Other major cities also seeing falls
Although Paris makes for the bleakest reading for those who are looking to sell, other major cities are also seeing house prices fall.
“The vast majority of municipalities where prices of existing flats were still rising in the first quarter of 2023 would show stable or falling prices,” by July 2023, according to the notaire’s preliminary data.
“This is the case, for example, in Rouen and Nantes, where prices were stable at the end of March 2023, but are expected to fall by around 4% by the end of July 2023,” they said.
They also highlighted France’s third largest city, Lyon, where flat prices are expected to fall 3%, after a 1% year-on-year fall in the first quarter of 2023.
Housing prices in major cities – which saw a mixed bag of small rises and falls – in larger population areas were predicted to have seen drops in value and sales numbers.
“Sales are expected to fall by between 4% and 9% in Angers, Saint-Étienne, Nantes, Lille, Dijon, Toulouse, Rouen and Strasbourg,” the report added.
Read also: Loiret, France: Property watch
Market ‘is lacking dynamic’ and new buyers are frozen out
Despite pockets of land – such as coastal areas – temporarily resisting the changes, the overall drop is inevitable.
“After having largely benefited sellers, the market is now turning around,” said the notaires, highlighting how the fall in house prices had made a purchase more attractive to would-be buyers.
At the same time, however, “The market has yet to find a new dynamic, as the sudden rise in interest rates has put a damper on buyers and pushed out first-time buyers, whose income levels are no longer sufficient to allow them to consider a purchase.”
“The pool of potential buyers has been largely reshuffled by the increasingly complex nature of borrowing, and the fact that French people have less money to spend on property,” the report added.
At the same time, a return to negotiation on house prices has been seen, with fewer buyers available for sellers.
It remains to be seen whether the fall in inflation – which the Banque de France predicts will begin in earnest after the end of the second quarter of 2023 – will bring more buyers to the market.
Drop in new housing loans
Driven by the increase in mortgage rates, a slight decrease in new housing loans offered by French lenders (such as banks) was seen.

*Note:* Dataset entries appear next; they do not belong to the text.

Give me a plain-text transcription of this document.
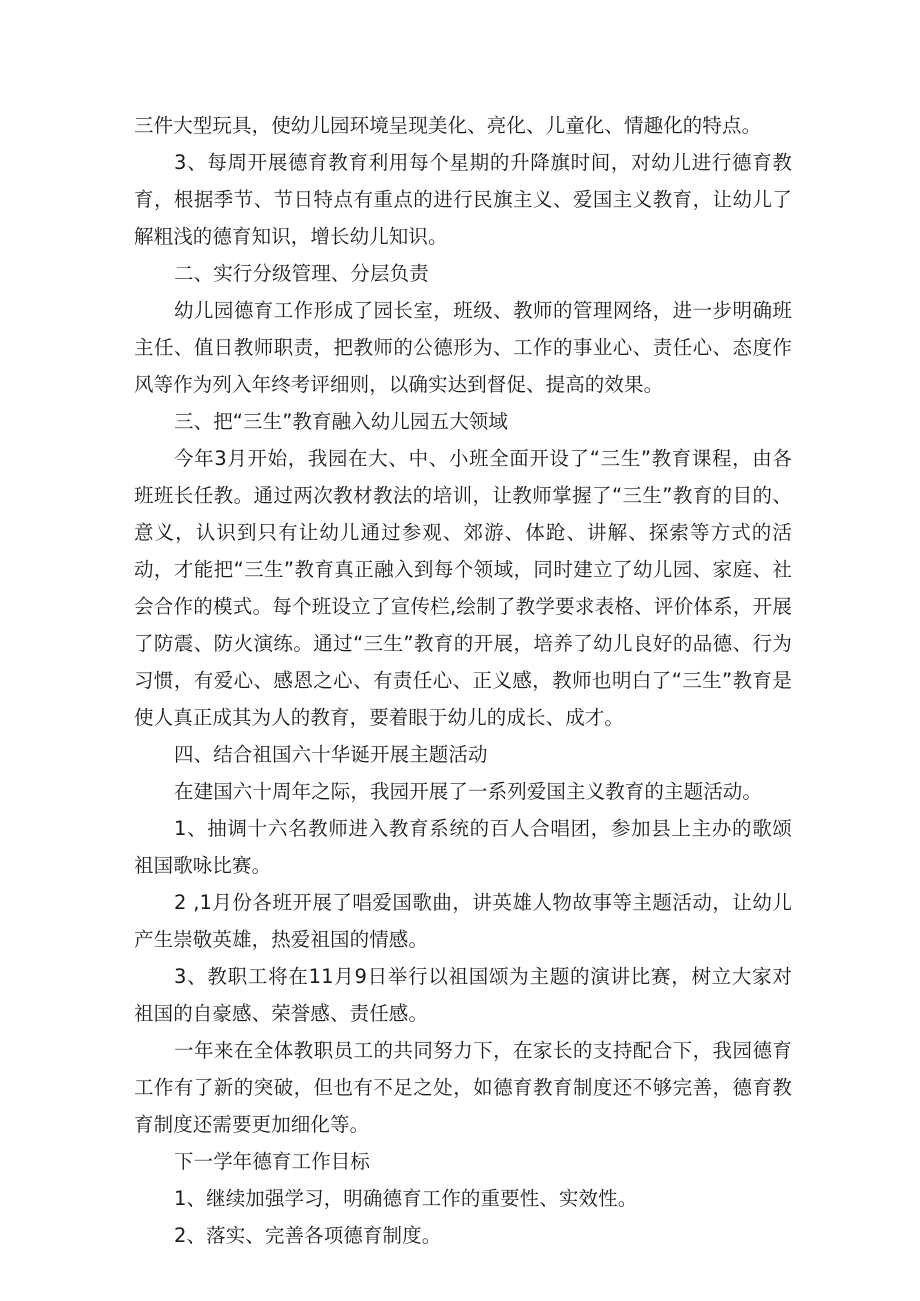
三件大型玩具，使幼儿园环境呈现美化、亮化、儿童化、情趣化的特点。

3、每周开展德育教育利用每个星期的升降旗时间，对幼儿进行德育教育，根据季节、节日特点有重点的进行民旗主义、爱国主义教育，让幼儿了解粗浅的德育知识，增长幼儿知识。

二、实行分级管理、分层负责

幼儿园德育工作形成了园长室，班级、教师的管理网络，进一步明确班主任、值日教师职责，把教师的公德形为、工作的事业心、责任心、态度作风等作为列入年终考评细则，以确实达到督促、提高的效果。

三、把“三生”教育融入幼儿园五大领域

今年3月开始，我园在大、中、小班全面开设了“三生”教育课程，由各班班长任教。通过两次教材教法的培训，让教师掌握了“三生”教育的目的、意义，认识到只有让幼儿通过参观、郊游、体跄、讲解、探索等方式的活动，才能把“三生”教育真正融入到每个领域，同时建立了幼儿园、家庭、社会合作的模式。每个班设立了宣传栏,绘制了教学要求表格、评价体系，开展了防震、防火演练。通过“三生”教育的开展，培养了幼儿良好的品德、行为习惯，有爱心、感恩之心、有责任心、正义感，教师也明白了“三生”教育是使人真正成其为人的教育，要着眼于幼儿的成长、成才。

四、结合祖国六十华诞开展主题活动

在建国六十周年之际，我园开展了一系列爱国主义教育的主题活动。

1、抽调十六名教师进入教育系统的百人合唱团，参加县上主办的歌颂祖国歌咏比赛。

2 ,1月份各班开展了唱爱国歌曲，讲英雄人物故事等主题活动，让幼儿产生崇敬英雄，热爱祖国的情感。

3、教职工将在11月9日举行以祖国颂为主题的演讲比赛，树立大家对祖国的自豪感、荣誉感、责任感。

一年来在全体教职员工的共同努力下，在家长的支持配合下，我园德育工作有了新的突破，但也有不足之处，如德育教育制度还不够完善，德育教育制度还需要更加细化等。

下一学年德育工作目标

1、继续加强学习，明确德育工作的重要性、实效性。

2、落实、完善各项德育制度。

Despite being €12.2 billion in February and March 2023, and rising to €12.6 billion in April 2023, in May it fell to €12.1 billion.
On top of this, the growth of outstanding home loans is slowing, with more loans finishing and yet to be replaced with new buyers taking out mortgages.
The rate of outstanding home loans saw a 3.7% increase in May, after recording a 4.1% increase in April.
This number is lower than for other countries in the eurozone, with France seemingly hit harder by the housing crash than other European countries.